True False False mytype(3) -3
Out[2]:
'3'

Unlike some other OO languages, members are not private. You can modify and inspect objects dynamically.

In [3]:
v=mytype(3)
print(v)
v.x=5
print(v.x)

# add a method to an existing object:
v=mytype(5)
mytype.doubleit = lambda self: 2*self.x
print(v.doubleit())

mytype(3)
5
10

But only objects of built-in types (e.g. ints, lists, dictionaries) can be created using syntax instead of constructor functions. User-defined objects must be created using a constructor and binding it to a variable using the assignment operator.

In [4]:
v = mytype(1)
# and variables are not objects:
print(v,type(v))
# if we assign to v, it now points to an int:
v = 5
print(v,type(v))
v=mytype(1)
print(v,type(v))

mytype(1) <class '__main__.mytype'>
5 <class 'int'>
mytype(1) <class '__main__.mytype'>

But our type is incomplete, and lacks much functionality:

In [5]:
v=mytype(3)
print(v+1)

---------------------------------------------------------------------------
TypeError                                 Traceback (most recent call last)
Input In [5], in <cell line: 2>()
      1 v=mytype(3)
----> 2 print(v+1)

TypeError: unsupported operand type(s) for +: 'mytype' and 'int'

In many cases it's worth building on the features provided by an existing type ("subclassing"). It "inherits" all the methods of the parent type.

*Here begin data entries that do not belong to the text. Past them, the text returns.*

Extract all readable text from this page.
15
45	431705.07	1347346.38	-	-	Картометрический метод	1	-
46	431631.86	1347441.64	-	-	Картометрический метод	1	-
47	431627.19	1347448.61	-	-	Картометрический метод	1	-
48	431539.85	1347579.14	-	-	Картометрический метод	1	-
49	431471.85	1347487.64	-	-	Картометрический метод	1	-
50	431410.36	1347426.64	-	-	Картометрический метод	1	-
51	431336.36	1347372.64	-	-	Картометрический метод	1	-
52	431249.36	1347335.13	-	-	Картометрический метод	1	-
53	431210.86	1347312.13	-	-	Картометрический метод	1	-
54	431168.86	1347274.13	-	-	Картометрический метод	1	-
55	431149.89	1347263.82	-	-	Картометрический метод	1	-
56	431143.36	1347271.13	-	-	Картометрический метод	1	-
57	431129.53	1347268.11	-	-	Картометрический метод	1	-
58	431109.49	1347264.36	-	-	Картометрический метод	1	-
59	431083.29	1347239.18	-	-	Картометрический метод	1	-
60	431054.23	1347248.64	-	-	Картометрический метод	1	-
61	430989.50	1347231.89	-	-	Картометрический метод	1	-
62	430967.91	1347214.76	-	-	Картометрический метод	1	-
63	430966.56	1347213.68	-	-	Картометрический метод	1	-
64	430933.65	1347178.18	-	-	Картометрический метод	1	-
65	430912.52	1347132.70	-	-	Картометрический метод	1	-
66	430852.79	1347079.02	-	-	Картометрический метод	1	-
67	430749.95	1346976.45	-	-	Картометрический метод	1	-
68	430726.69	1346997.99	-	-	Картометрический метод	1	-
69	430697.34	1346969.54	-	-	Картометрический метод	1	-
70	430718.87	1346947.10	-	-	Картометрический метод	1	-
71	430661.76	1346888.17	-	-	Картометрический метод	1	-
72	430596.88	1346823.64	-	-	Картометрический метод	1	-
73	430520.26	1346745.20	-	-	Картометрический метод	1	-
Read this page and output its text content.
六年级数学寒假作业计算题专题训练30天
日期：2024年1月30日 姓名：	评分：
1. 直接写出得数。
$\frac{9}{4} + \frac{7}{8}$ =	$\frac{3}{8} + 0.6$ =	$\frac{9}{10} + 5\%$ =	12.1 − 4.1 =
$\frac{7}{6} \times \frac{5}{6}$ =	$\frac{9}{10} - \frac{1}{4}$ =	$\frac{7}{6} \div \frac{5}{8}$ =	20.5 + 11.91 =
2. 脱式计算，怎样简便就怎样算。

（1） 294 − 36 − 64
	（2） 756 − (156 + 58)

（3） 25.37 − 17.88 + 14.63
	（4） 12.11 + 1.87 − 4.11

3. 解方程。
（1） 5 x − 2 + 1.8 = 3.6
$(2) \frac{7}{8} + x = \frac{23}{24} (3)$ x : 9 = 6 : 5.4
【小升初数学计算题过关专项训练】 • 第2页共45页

Here's an example that subclasses the int type but reverses the meanings of the + and - operators (not a practical example). To do this we define the __sub__ and __add__ methods using the existing __sub__ and __add__ methods in the int type (to avoid recursion).

In [6]:
# so let's subclass an existing type
# and redefine some operators
class myint(int):
    def __add__(self,x):
        return int.__sub__(self,x)
    def __sub__(self,x):
        return int.__add__(self,x)

# new type is just like int but +/- are reversed:
x=myint(1)
print(x, x+1, x-1, x+x)

1 0 2 0

We can also define the function call and indexing (__setitem__) operators. In this example we define a new type of dictionary that converts stored values to upper-case. As before, we re-use dict's __setitem__ method:

In [7]:
# another example of subclassing an existing type
# changing the behaviour of the [] operator for a dict:
class updict(dict):
    def __setitem__(self,k,v):
        dict.__setitem__(self,k,str.upper(v))
        
v=updict()
v['abc']='abc'
print(v)

{'abc': 'ABC'}